CIW Education team wraps up second summer of Fair Food Program education beyond Florida…


Nearly 1,000 tomato harvesters trained as frontline monitors of their own rights under the Fair Food Program in Virginia, Maryland, New Jersey… 

Following June’s worker-to-worker education trip to Georgia, South Carolina and North Carolina, the CIW education team continued its trek north and wrapped up 2016’s northern education season this month with a tour of tomato farms in Virginia, Maryland and New Jersey, where they trained hundreds of new workers on their rights under the Fair Food Code of Conduct.

Consolidating the expansion of the Program’s human rights protections into northern states — a process that began one year ago — is no small feat.  In the first installment of the past week’s two-part series on the enforcement imperative at the heart of the Worker-driven Social Responsibility model, the very first of the essential ingredients listed was, of course, worker education:

If workers are not aware of their rights and responsibilities (whether provided by law or a code of standards), they cannot be active participants in protecting those rights… worker education is not only essential to gaining real time insight into workplace conditions, it creates an extremely economical multiplier that effectively deputizes tens of thousands of workers as frontline monitors of their own rights.

This remains as true in this, the fifth season of the Fair Food Program, as it was in the first — because deep, abiding change does not occur overnight, and does not continue to grow without constant nourishment.  This year, as the year before, the tomato harvesters receiving “Know Your Rights” training up and down the East Coast were a mix of Florida-based Fair Food veterans, now with years of monitoring the Code of Conduct under their belts, locally-based crews who rotate in for the short summer harvest, who were hearing the education session for a second summer, and brand-new guest workers, working on temporary visas and visiting U.S. fields for the first time.  And without exception, in longtime as well as brand-new crews, workers quietly listened, asked questions, and spoke up about their concerns as well as their hopes while the CIW staff extolled workers’ human rights under the Program.

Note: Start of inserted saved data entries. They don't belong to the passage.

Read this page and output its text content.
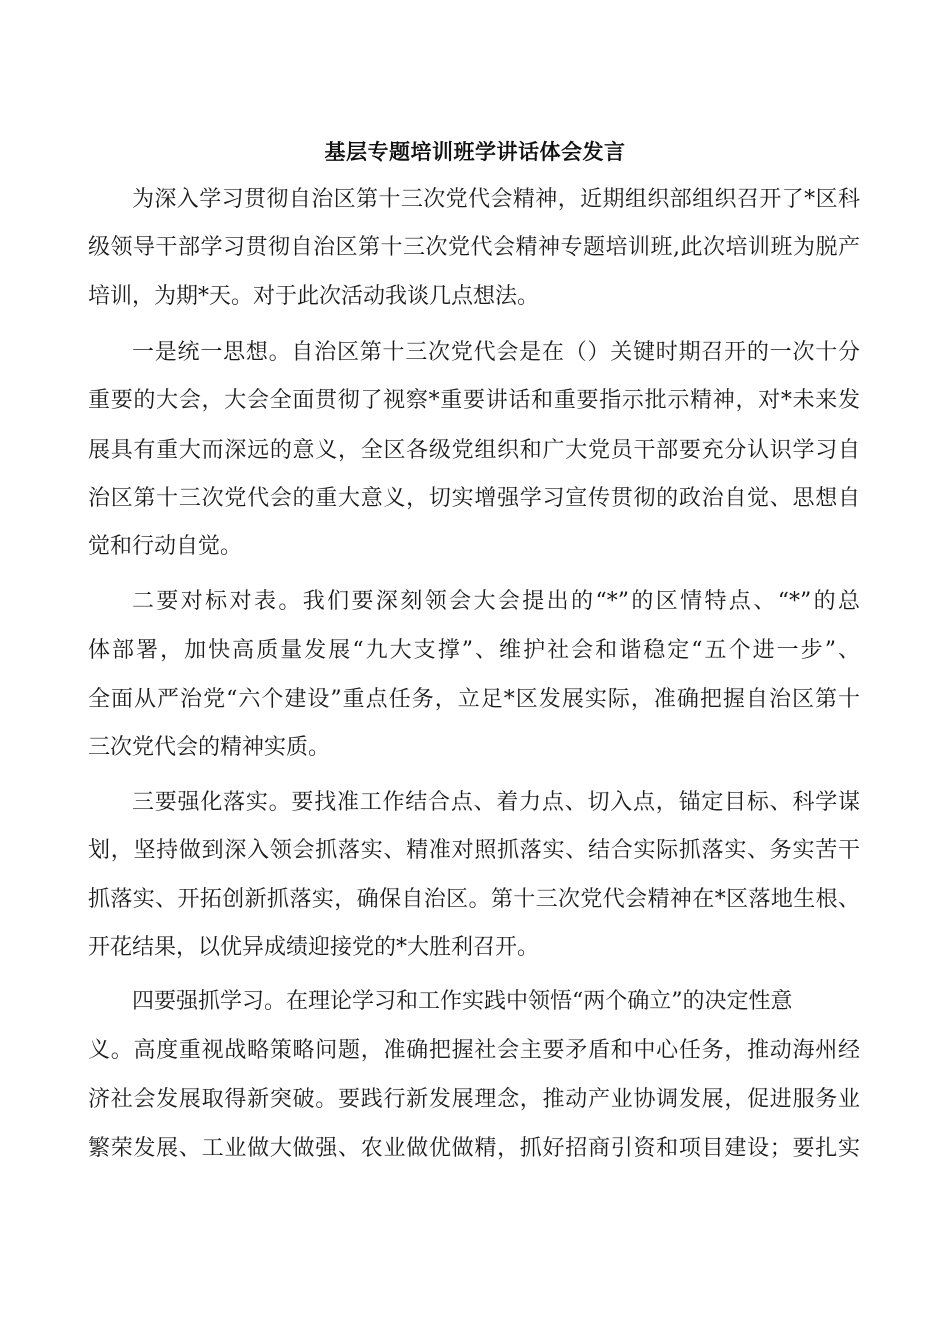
基层专题培训班学讲话体会发言

为深入学习贯彻自治区第十三次党代会精神，近期组织部组织召开了*区科

级领导干部学习贯彻自治区第十三次党代会精神专题培训班,此次培训班为脱产

培训，为期*天。对于此次活动我谈几点想法。

一是统一思想。自治区第十三次党代会是在（）关键时期召开的一次十分

重要的大会，大会全面贯彻了视察*重要讲话和重要指示批示精神，对*未来发

展具有重大而深远的意义，全区各级党组织和广大党员干部要充分认识学习自

治区第十三次党代会的重大意义，切实增强学习宣传贯彻的政治自觉、思想自

觉和行动自觉。

二要对标对表。我们要深刻领会大会提出的“*”的区情特点、“*”的总

体部署，加快高质量发展“九大支撑”、维护社会和谐稳定“五个进一步”、

全面从严治党“六个建设”重点任务，立足*区发展实际，准确把握自治区第十

三次党代会的精神实质。

三要强化落实。要找准工作结合点、着力点、切入点，锚定目标、科学谋

划，坚持做到深入领会抓落实、精准对照抓落实、结合实际抓落实、务实苦干

抓落实、开拓创新抓落实，确保自治区。第十三次党代会精神在*区落地生根、

开花结果，以优异成绩迎接党的*大胜利召开。

四要强抓学习。在理论学习和工作实践中领悟“两个确立”的决定性意

义。高度重视战略策略问题，准确把握社会主要矛盾和中心任务，推动海州经

济社会发展取得新突破。要践行新发展理念，推动产业协调发展，促进服务业

繁荣发展、工业做大做强、农业做优做精，抓好招商引资和项目建设；要扎实
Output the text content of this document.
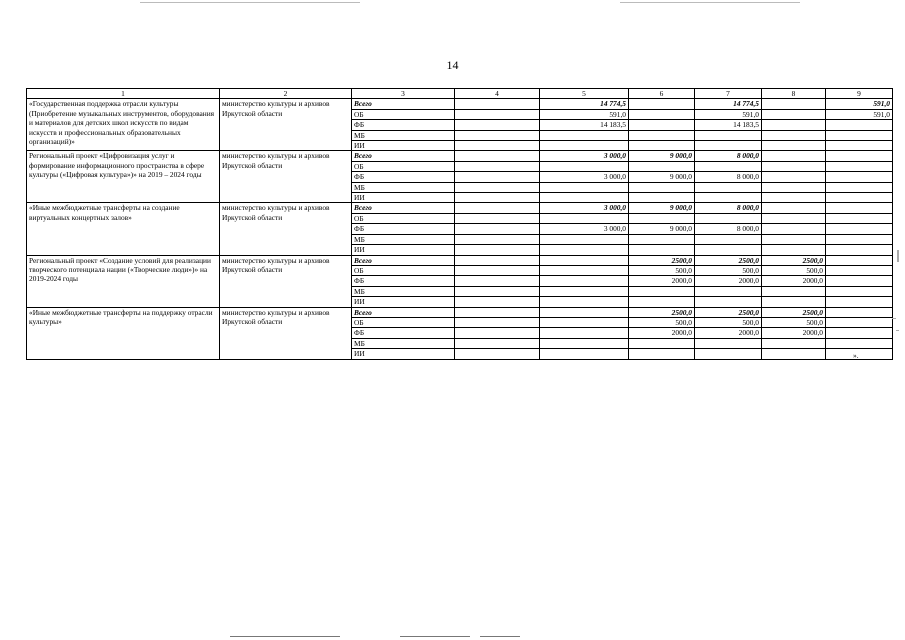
14
1	2	3	4	5	6	7	8	9
«Государственная поддержка отрасли культуры (Приобретение музыкальных инструментов, оборудования и материалов для детских школ искусств по видам искусств и профессиональных образовательных организаций)»	министерство культуры и архивов Иркутской области	Всего		14 774,5		14 774,5		591,0
		ОБ		591,0		591,0		591,0
		ФБ		14 183,5		14 183,5		
		МБ						
		ИИ						
Региональный проект «Цифровизация услуг и формирование информационного пространства в сфере культуры («Цифровая культура»)» на 2019 – 2024 годы	министерство культуры и архивов Иркутской области	Всего		3 000,0	9 000,0	8 000,0		
		ОБ						
		ФБ		3 000,0	9 000,0	8 000,0		
		МБ						
		ИИ						
«Иные межбюджетные трансферты на создание виртуальных концертных залов»	министерство культуры и архивов Иркутской области	Всего		3 000,0	9 000,0	8 000,0		
		ОБ						
		ФБ		3 000,0	9 000,0	8 000,0		
		МБ						
		ИИ						
Региональный проект «Создание условий для реализации творческого потенциала нации («Творческие люди»)» на 2019-2024 годы	министерство культуры и архивов Иркутской области	Всего			2500,0	2500,0	2500,0	
		ОБ			500,0	500,0	500,0	
		ФБ			2000,0	2000,0	2000,0	
		МБ						
		ИИ						
«Иные межбюджетные трансферты на поддержку отрасли культуры»	министерство культуры и архивов Иркутской области	Всего			2500,0	2500,0	2500,0	
		ОБ			500,0	500,0	500,0	
		ФБ			2000,0	2000,0	2000,0	
		МБ						
		ИИ							».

Once again, we bring you just a few of the raw reflections and questions that emerged from the conversations CIW members held with workers in the northern states — an illuminating window into what real, worker-driven change feels like, from the ground up:

Working Environment:  “Before, I never wanted to work in the fields.  The way other people would talk to you, the relationship between the workers and the company, it was all very bad.  The industry had a bad name.  Now, I have been at this company for the past two years, and it has been a very good experience, I haven’t had any issues with anyone, we all work calmly.”


Health and Safety:  “… Conditions aren’t like before.  Before, if you wanted to take a drink of water, you would have to do it secretly.  Before, there were no water, shade or breaks.  Now I can go to the bus, drink some Gatorade and no one can reprimand me for doing so. “

Complaint Mechanism:  “All of these rights are very, very important… If I have a problem with the company or with my boss, it is good to know there is someone to go to, someone who can help solve the problem.”

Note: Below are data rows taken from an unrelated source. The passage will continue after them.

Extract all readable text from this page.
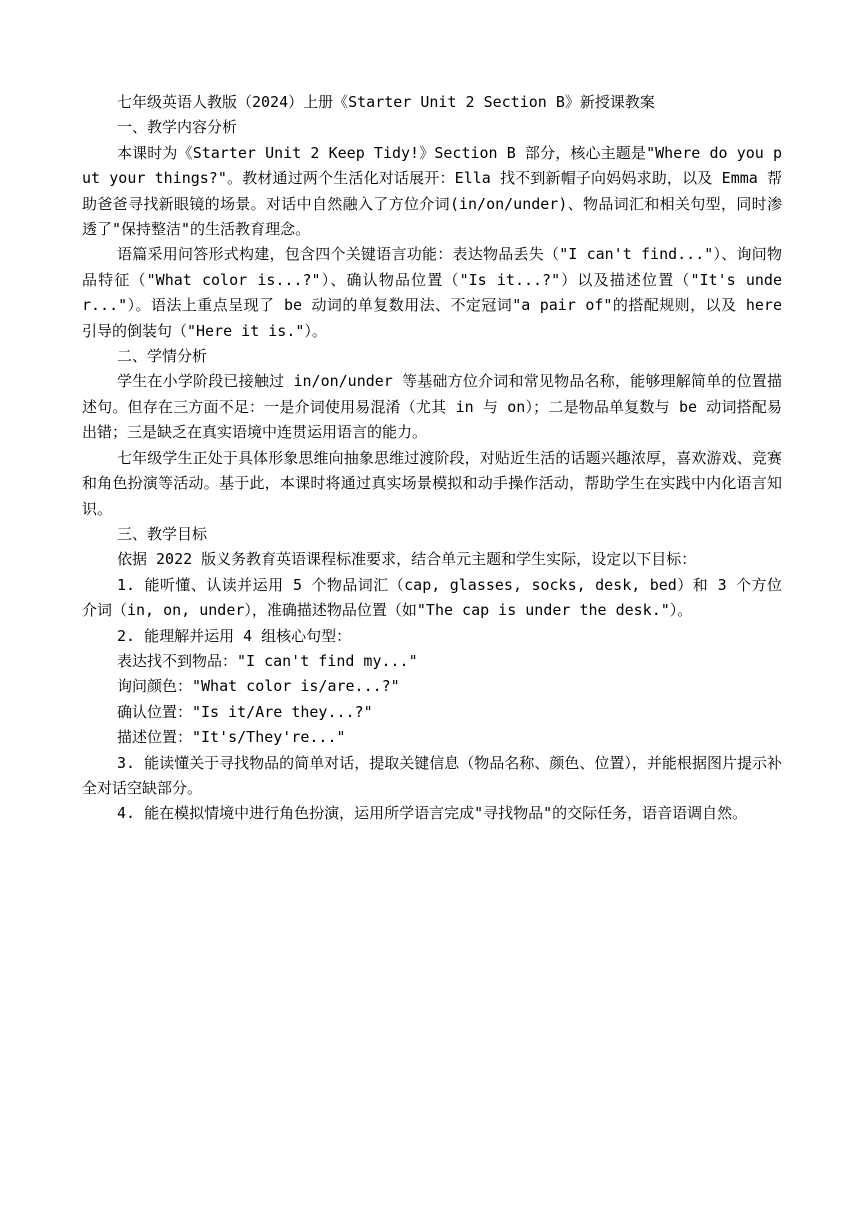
七年级英语人教版（2024）上册《Starter Unit 2 Section B》新授课教案

一、教学内容分析

本课时为《Starter Unit 2 Keep Tidy!》Section B 部分，核心主题是"Where do you put your things?"。教材通过两个生活化对话展开：Ella 找不到新帽子向妈妈求助，以及 Emma 帮助爸爸寻找新眼镜的场景。对话中自然融入了方位介词(in/on/under)、物品词汇和相关句型，同时渗透了"保持整洁"的生活教育理念。

语篇采用问答形式构建，包含四个关键语言功能：表达物品丢失（"I can't find..."）、询问物品特征（"What color is...?"）、确认物品位置（"Is it...?"）以及描述位置（"It's under..."）。语法上重点呈现了 be 动词的单复数用法、不定冠词"a pair of"的搭配规则，以及 here 引导的倒装句（"Here it is."）。

二、学情分析

学生在小学阶段已接触过 in/on/under 等基础方位介词和常见物品名称，能够理解简单的位置描述句。但存在三方面不足：一是介词使用易混淆（尤其 in 与 on）；二是物品单复数与 be 动词搭配易出错；三是缺乏在真实语境中连贯运用语言的能力。

七年级学生正处于具体形象思维向抽象思维过渡阶段，对贴近生活的话题兴趣浓厚，喜欢游戏、竞赛和角色扮演等活动。基于此，本课时将通过真实场景模拟和动手操作活动，帮助学生在实践中内化语言知识。

三、教学目标

依据 2022 版义务教育英语课程标准要求，结合单元主题和学生实际，设定以下目标：

1. 能听懂、认读并运用 5 个物品词汇（cap, glasses, socks, desk, bed）和 3 个方位介词（in, on, under），准确描述物品位置（如"The cap is under the desk."）。

2. 能理解并运用 4 组核心句型：

表达找不到物品："I can't find my..."

询问颜色："What color is/are...?"

确认位置："Is it/Are they...?"

描述位置："It's/They're..."

3. 能读懂关于寻找物品的简单对话，提取关键信息（物品名称、颜色、位置），并能根据图片提示补全对话空缺部分。

4. 能在模拟情境中进行角色扮演，运用所学语言完成"寻找物品"的交际任务，语音语调自然。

To conclude, there is one final anecdote we would like to share.  In the very last session of this month’s trip up north, one female worker who had been quiet for much of the training raised her hand and asked, “But will you really take our words seriously?  Will you follow-up?”  

In response to the her question, the education team members spoke of the Fair Food Program’s 24/7 complaint line, the swift investigation process that follows a report, and most importantly, the market consequences that form the backbone of the Code of Conduct.  Satisfied, the worker nodded in approval and said that, in that case, she did indeed have a complaint to share, and her complaint became one of the more than 1,400 complaints that have been lodged, investigated, and resolved since the launch of the Program in 2011. 

This was probably not the first time this worker had heard that she had rights in the workplace.  It was probably not the first time that someone had told her that she could call a phone number if there was a problem, that she should she go home each day as healthy as when she arrived at work, that she should not face discrimination or abuse on a daily basis.  But, it was perhaps the first time that she walked away from the conversation with the hope that her rights would actually be protected, in real life as well as on paper.